My dad’s new wife has him walking on eggshells

Hey Rosie,

So, I had a very nasty exchange with my father’s new wife. My dad remarried after my mother died about three years ago. We were a tight family, always fun-loving, respectful and we could openly communicate with both parents; I have two younger brothers and one older sister. My sister lives in another state and is married; one of my younger brothers, in his early 20s, still lives at home with my dad and his new wife and my other brother lives on his own. The problem is we are always in some sort of conflict with this woman. If we call, she doesn’t give messages; she fusses if he talks to us on the phone, or if we hang out with him. She is giving my dad a lot of pressure to kick my younger brother out of the house. Meanwhile, two of her kids have moved in with their kids!

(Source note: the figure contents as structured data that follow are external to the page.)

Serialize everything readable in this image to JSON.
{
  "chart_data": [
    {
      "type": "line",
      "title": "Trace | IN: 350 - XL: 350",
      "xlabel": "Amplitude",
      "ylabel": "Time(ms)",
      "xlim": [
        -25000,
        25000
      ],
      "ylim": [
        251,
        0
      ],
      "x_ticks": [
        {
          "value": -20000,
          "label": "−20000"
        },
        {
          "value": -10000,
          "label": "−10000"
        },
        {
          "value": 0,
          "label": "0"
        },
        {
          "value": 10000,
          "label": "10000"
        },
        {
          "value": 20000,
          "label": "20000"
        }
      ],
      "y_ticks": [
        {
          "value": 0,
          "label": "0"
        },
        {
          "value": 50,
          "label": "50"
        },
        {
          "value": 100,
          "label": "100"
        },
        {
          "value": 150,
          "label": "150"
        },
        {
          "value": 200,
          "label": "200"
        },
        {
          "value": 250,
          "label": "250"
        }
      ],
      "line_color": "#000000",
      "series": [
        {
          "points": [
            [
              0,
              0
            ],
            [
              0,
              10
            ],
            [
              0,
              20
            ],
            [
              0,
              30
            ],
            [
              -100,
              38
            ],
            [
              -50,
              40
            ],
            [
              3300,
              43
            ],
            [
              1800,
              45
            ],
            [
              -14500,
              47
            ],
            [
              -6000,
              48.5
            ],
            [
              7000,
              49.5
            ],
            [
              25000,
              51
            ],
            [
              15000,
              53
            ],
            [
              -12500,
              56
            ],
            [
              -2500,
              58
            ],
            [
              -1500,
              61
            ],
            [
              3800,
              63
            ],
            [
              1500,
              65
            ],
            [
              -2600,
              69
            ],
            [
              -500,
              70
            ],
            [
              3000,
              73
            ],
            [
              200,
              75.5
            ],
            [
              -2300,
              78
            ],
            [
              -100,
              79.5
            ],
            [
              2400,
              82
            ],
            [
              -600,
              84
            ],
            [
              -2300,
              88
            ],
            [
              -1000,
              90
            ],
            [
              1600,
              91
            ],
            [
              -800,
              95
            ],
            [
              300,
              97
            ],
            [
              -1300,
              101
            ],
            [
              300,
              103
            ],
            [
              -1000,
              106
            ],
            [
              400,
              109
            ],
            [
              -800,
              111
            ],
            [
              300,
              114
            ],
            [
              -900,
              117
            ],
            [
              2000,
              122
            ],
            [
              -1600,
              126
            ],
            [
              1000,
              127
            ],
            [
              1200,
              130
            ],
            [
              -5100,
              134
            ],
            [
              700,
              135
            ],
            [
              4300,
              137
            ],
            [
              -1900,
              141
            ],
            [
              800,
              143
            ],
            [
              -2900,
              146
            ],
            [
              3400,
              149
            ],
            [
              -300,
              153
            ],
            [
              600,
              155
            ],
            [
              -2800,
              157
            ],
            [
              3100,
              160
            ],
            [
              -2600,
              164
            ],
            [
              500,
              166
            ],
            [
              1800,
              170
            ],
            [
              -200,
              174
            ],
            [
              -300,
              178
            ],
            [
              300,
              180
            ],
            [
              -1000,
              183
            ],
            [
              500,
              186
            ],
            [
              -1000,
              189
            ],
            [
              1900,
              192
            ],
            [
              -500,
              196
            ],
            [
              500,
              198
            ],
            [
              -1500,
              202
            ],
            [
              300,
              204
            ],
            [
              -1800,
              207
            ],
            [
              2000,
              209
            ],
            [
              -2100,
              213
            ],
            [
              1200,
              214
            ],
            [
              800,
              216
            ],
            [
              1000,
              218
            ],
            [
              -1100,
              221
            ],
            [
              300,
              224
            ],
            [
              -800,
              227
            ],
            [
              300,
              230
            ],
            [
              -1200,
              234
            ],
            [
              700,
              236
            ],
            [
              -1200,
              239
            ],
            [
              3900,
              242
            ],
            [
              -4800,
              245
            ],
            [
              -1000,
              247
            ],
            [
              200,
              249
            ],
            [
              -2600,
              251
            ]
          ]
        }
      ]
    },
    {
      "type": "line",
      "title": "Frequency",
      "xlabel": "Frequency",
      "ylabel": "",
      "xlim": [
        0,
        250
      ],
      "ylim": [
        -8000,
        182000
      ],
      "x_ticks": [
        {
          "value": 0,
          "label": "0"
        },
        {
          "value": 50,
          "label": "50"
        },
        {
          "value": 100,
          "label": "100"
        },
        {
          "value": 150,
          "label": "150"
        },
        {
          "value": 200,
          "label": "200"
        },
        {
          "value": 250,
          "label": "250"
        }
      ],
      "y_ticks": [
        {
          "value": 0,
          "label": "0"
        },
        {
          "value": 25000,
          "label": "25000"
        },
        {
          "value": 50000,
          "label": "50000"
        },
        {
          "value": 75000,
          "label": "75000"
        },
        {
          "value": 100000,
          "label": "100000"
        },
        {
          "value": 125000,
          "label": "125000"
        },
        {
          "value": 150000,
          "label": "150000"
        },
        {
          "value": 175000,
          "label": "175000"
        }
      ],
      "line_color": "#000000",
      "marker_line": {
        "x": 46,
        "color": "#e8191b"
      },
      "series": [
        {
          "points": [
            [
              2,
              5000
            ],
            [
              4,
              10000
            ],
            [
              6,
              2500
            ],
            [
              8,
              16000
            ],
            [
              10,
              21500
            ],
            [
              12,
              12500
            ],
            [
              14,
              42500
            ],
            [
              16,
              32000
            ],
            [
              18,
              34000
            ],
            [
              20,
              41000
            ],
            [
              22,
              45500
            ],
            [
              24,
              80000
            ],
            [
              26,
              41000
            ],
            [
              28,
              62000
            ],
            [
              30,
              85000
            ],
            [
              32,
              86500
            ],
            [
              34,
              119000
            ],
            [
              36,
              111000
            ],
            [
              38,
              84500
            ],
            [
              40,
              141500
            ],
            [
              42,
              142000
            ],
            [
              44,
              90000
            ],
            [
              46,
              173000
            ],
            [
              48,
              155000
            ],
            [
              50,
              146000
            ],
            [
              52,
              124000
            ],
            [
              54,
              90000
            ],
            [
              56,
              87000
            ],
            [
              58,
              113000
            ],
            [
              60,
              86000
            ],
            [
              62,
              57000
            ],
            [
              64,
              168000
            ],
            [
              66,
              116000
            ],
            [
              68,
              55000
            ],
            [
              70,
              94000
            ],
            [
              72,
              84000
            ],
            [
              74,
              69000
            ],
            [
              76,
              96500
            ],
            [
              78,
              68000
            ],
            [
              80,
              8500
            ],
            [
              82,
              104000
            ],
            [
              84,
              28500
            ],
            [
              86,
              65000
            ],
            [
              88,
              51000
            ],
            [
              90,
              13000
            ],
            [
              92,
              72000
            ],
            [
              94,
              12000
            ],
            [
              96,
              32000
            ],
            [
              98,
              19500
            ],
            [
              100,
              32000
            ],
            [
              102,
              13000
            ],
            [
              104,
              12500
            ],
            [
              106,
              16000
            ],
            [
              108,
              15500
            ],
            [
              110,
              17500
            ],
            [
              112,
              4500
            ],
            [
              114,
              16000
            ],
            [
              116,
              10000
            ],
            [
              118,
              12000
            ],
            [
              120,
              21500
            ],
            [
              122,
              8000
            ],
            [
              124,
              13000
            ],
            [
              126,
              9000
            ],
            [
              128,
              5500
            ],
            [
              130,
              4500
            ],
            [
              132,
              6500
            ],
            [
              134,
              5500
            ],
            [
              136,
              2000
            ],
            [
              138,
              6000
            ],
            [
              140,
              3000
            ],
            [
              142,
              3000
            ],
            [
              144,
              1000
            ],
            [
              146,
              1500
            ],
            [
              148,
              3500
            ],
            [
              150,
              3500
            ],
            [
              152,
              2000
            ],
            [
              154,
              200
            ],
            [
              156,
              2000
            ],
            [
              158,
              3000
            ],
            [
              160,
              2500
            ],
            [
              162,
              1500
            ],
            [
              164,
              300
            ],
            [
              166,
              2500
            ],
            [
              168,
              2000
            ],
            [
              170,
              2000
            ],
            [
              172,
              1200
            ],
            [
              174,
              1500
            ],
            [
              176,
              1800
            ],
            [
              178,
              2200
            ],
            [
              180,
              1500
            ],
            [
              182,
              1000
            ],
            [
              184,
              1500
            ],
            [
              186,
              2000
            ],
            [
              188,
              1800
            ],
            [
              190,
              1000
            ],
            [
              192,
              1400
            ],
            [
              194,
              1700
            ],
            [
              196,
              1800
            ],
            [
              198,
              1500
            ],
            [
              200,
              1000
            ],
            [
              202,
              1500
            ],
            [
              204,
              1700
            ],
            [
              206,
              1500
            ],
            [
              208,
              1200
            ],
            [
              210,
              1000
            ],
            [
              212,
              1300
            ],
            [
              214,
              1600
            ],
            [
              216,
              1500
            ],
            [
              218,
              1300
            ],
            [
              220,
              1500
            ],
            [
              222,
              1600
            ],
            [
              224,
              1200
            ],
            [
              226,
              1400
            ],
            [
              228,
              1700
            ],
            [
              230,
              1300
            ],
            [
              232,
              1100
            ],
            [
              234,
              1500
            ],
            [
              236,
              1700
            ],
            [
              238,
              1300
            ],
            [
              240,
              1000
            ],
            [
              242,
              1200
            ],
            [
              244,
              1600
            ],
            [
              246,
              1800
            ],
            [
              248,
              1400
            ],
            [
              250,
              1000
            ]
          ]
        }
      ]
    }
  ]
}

I know you are going to say that I should give her a chance and try to work it out, but I feel as though she doesn’t want to have us around, only her family. Now, when we go home, it is very uncomfortable. She has gotten rid of many treasures from my mom and dad’s life and I am upset. She could have asked us if we would have liked to take them. Meanwhile, my dad looks like he is walking on eggshells.

I am mad

Hello I am mad,

I can tell! I also see that this transition did not go well at all. I sort of blame your father for not setting the ground rules by which both sides could be respectful to each other. You see, you don’t have to like each other, but you should be at least respectful!

So, as an adult child, you will have to learn to respect your father’s choice of whom he has for a wife. Granted, she will never fill the shoes of your departed mother and this is understandable … but did you give this lady a chance in the beginning, or was it a power play from jump?

She also has to learn to extend the olive branch as well, because it is better to have peace than this type of tension. It would be good if she can also call a truce and reset this union of both sides of the family… if this does happen, put down the pick axes and be open to her gestures of openness.

Finally, ask your dad to help broker a deal for a meeting between both sides. Game rules should be set up in terms of respect and giving everyone a chance to peacefully express their opinions. Only he can do this at this point; he is the head of the house.

I do hope some sort of positive change will come out of this mess. Good luck, and be open to any positive movements towards a truce.